Omar, at his maiden press conference in Jammu, on Friday, parried questions on the issue as he was in company of this "tainted lot" only and does not want to push to the wall his coalition partners. In his own way he is handling the situation in the manner, which would befit him at this juncture. But he has to keep an eye on the system, which he is to lead. For this, strengthening the State Vigilance Organisation and State Accountability Commission (SAC) should be his top priority. He has conceded that SAC has no teeth and its parameters need to be changed.

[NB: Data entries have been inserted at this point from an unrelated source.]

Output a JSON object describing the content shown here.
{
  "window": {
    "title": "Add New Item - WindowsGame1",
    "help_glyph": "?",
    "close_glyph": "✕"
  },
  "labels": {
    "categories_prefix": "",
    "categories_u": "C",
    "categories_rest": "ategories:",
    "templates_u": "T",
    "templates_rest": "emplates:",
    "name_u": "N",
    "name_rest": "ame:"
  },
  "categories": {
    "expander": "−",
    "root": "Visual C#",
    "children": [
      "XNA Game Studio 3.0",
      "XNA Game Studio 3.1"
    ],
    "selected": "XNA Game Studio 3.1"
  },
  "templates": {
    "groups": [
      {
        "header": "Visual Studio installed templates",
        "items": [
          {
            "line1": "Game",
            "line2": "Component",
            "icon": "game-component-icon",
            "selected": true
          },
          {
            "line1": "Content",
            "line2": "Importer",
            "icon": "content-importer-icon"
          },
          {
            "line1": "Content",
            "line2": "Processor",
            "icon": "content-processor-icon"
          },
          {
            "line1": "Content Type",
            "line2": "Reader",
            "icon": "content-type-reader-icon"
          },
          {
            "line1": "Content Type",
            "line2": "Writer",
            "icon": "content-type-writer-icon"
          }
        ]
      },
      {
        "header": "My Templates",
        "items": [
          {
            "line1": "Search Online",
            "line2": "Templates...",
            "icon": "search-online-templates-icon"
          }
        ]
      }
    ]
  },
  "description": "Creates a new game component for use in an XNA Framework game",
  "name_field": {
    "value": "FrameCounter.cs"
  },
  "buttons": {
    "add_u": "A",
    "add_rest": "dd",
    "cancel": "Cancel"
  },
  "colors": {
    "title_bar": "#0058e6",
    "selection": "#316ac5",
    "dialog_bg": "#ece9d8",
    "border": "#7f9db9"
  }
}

However, he has to see that it does not become a redundant body as it is right now, like the State Human Rights Commission, which recommends action to the government, but nothing actually happens on the ground. For him, the real challenge is clean government and not the politics as he himself says, "Separatists are demanding Azadi from New Delhi and not from the J & K Government". So Mr. Omar Abdullah let you not disappoint people on governance front; politics will be taken care of by those who can handle it!